4. The seniority rights of a returning veteran employee are fixed in that employee as of the date he entered the military service of the United States. His seniority rights accumulate during his military leave, his legally authorized furlough after discharge and his first year of reemployment. They continue to be fixed without loss under the existing Selective Training and Service Act so long as that act remains in its present form. The provision of section 8(c) of the Act, 50 U.S. C.A.Appendix, § 308(c), that the reemployed veteran shall not be "discharged from such position without cause within one year after such restoration" is not a limitation upon the length of time that the returned veteran employee shall enjoy his pre-service seniority rights. It is merely a provision that in addition to the rights which his ordinary seniority give him he is entitled to employment during the first year even over those non-veteran employees who have seniority superior to that of the returned veteran.
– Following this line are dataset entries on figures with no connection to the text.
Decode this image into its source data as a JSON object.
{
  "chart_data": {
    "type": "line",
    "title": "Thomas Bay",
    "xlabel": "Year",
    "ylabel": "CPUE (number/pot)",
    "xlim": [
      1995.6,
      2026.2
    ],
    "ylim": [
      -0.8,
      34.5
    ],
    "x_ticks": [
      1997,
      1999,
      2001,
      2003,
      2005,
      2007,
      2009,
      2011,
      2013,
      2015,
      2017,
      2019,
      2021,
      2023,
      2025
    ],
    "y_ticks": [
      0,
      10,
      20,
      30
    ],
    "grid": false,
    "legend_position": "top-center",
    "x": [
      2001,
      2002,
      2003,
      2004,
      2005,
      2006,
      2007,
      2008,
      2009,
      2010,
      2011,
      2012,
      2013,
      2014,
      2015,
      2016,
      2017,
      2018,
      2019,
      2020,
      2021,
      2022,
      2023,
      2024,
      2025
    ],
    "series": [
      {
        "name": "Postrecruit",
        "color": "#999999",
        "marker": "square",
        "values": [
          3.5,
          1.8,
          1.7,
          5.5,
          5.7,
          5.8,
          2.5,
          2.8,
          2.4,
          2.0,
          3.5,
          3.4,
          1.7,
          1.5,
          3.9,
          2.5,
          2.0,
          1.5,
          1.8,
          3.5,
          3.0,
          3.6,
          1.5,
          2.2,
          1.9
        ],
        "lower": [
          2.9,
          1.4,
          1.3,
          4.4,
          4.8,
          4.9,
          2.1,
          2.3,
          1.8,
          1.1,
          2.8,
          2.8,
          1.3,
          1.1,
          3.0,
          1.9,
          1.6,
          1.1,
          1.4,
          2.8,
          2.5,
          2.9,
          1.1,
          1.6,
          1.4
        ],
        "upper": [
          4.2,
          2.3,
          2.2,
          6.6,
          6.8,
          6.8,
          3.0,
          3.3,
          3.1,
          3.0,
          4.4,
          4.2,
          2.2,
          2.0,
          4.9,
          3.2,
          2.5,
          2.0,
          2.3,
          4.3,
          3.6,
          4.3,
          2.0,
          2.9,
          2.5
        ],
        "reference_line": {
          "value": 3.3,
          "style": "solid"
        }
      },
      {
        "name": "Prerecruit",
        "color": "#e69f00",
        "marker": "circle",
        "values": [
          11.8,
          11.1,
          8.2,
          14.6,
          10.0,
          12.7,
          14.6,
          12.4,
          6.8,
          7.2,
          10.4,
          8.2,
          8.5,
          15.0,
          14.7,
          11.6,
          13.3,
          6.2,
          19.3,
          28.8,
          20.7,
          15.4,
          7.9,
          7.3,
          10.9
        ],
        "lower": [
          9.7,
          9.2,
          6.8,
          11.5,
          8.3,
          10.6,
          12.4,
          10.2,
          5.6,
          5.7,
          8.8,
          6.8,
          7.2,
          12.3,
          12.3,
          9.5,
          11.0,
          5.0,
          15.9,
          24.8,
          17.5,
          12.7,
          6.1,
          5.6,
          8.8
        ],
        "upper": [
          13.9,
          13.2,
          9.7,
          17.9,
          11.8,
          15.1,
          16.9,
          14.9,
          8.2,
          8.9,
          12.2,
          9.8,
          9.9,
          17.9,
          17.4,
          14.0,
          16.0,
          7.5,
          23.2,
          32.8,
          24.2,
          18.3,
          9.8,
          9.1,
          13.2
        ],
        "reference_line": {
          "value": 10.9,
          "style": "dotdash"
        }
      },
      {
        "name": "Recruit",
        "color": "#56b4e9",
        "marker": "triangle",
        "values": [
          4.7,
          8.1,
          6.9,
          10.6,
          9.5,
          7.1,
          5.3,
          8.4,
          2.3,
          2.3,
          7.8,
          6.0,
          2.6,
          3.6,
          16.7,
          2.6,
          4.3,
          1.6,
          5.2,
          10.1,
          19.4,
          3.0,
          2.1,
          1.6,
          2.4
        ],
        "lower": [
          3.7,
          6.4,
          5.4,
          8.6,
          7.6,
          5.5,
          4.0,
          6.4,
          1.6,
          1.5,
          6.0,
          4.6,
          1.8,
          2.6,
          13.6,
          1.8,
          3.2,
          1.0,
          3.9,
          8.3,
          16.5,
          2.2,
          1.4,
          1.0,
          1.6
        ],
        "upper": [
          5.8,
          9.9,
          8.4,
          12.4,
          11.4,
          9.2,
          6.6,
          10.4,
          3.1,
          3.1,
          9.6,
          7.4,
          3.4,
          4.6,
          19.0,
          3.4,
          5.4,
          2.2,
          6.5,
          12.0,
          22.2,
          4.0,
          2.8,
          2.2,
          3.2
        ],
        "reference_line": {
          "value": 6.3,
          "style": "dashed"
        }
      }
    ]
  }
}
The Court finds that it *716 was the intention of Congress that during the first year of the veteran's return to his employment he should be entitled to his former employment as long as his employer is in business and as long as such reemployment is not impossible or unreasonable, even though such reemployment involves the discharge of former civilian employees who have seniority rights higher than that of the returned veteran. The court finds that this right, which might be called super-seniority, lasts for only one year's time and that after the year's time the veteran enjoys his pre-service seniority on a par with all other employees.
NOTES
[1] Merely a judgment of affirmance, no opinion for publication.